While discussing government regulation with Gerri Willis on Fox News on Tuesday, anchor Shepard Smith noted that there are more government regulations than words in the English language and implied a proper skepticism about the value of such onerous regulation.
He then said — in a rather odd tangent — that the derivatives market is essentially unregulated and that it is “bigger than our entire economy…times three.”
Instead of reaching what I would have thought to be the obvious conclusion, namely that regulation stifles growth, Smith lamented that “we have no control whatsoever” over derivatives trading.
If one looks at the recent financial meltdown, there is precious little evidence that the unregulated sector of the financial markets played a starring role. Instead, what crushed banks, markets, and the economy was perhaps the single most regulated part of America’s financial tapestry: banking and mortgage banking. Papers and books can be and have been written on this. More broadly, government entanglement in private business (which is what most regulation in the financial sector is), destroyed any ability for a “free market” to function (not that we’ve had anything particularly close to a free market in banking even before the 2008-2009 bailouts, TARP, etc) and destroyed the public’s belief that there is a functioning market. (See this interesting paper by Bruce Yandle on the topic of “Lost Trust.”)
Beyond the fact that a large part of the derivatives market is in fact highly regulated (such as everything that trades on every options or futures exchange), Smith’s observation that the unregulated portion of derivatives trading dwarfs most other markets is a clarion call for reducing regulation elsewhere, not increasing regulation in a sector which has served the nation and world admirably, even if not flawlessly, for many years.

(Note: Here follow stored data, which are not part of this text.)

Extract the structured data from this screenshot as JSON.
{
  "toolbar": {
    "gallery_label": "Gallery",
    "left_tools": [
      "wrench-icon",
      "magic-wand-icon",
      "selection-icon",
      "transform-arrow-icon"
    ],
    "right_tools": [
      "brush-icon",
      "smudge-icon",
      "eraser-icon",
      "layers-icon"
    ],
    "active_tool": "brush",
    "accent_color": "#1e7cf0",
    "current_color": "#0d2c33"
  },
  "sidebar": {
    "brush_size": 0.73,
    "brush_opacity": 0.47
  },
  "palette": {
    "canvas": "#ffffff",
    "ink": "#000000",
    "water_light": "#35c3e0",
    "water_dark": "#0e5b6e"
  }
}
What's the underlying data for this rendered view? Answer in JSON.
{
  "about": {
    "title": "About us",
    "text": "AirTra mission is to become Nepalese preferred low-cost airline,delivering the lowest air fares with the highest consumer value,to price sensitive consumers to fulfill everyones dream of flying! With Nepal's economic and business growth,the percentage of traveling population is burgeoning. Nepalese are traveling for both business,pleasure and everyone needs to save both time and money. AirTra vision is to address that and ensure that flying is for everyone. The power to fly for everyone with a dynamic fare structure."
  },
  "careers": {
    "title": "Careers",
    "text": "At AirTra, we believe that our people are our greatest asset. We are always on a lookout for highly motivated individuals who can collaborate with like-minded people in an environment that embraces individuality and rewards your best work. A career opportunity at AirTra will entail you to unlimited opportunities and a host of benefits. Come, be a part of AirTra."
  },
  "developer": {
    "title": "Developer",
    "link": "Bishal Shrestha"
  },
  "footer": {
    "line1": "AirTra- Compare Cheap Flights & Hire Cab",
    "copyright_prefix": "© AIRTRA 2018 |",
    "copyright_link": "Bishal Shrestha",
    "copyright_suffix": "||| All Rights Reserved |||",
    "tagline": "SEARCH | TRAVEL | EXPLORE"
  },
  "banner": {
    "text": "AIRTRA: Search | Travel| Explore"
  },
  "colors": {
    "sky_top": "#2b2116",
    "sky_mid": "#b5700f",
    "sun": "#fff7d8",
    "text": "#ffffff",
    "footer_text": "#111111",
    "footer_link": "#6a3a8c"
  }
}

I would suggest that Shepard Smith reconsider the lesson to be learned from the success of largely unencumbered markets such as derivatives or the Internet, versus the outcomes from the highly regulated sectors of our economy, such as mortgages and health insurance. After all, which sectors — the highly regulated or the lightly regulated — do you think have happier employees, happier customers, and more opportunity to provide jobs and profits for American workers and investors?